New York State Legislature
- Long title Article 7-C of the New York Multiple Dwelling Law ;
- Territorial extent: Any city in New York State with at least 1 million residents. Effectively limited to New York City.
- Enacted by: New York State Legislature
- Enacted: 1982

Amended by
- 2009 Loft Law Amendment; 2013 Loft Law Amendment;

= 1982 Loft Law =

New York regulation of residential lofts

Article 7-C of the New York Multiple Dwelling Law, commonly known as the Loft Law, was enacted to protect the residential tenants of certain former commercial or manufacturing buildings in New York City from substandard conditions, eviction, and unfair rent increases. The law became necessary as a response to advocacy on behalf of loft tenants, who were chiefly artists who built out their spaces in the buildings after the manufacturing industry left New York City.
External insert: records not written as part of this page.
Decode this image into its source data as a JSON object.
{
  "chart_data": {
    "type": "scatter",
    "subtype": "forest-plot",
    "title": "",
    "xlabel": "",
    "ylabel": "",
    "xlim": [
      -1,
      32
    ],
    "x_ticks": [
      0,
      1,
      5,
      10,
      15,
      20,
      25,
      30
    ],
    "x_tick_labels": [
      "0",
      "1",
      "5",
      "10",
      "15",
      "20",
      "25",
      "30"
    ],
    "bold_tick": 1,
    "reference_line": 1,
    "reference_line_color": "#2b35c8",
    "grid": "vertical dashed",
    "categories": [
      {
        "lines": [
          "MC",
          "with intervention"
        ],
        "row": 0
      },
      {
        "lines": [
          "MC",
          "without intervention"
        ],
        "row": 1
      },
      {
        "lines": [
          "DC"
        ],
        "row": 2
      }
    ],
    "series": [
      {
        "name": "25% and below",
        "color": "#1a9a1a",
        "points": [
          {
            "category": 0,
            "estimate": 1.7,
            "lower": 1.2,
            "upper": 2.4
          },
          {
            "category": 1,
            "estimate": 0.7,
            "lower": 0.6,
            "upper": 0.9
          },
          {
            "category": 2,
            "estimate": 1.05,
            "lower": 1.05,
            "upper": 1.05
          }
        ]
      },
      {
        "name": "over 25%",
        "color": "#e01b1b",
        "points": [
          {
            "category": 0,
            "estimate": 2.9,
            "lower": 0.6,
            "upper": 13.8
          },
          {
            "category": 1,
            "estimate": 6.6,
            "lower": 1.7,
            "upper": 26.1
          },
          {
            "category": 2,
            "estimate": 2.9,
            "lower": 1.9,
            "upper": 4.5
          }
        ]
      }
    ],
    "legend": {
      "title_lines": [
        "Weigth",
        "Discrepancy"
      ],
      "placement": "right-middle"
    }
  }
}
The law affected buildings it defined as Interim Multiple Dwellings (IMDs), former commercial or manufacturing loft buildings that had at least three units occupied by residents during the period of April 1, 1980, through December 1, 1981. It required landlords to bring converted residences up to code, and prevented them from charging tenants for improvements until the issuance of a Certificate of Occupancy. The law is administered by the New York City Loft Board.

The Loft Law has been subsequently amended several times to expand the eligibility requirements for qualifying loft units.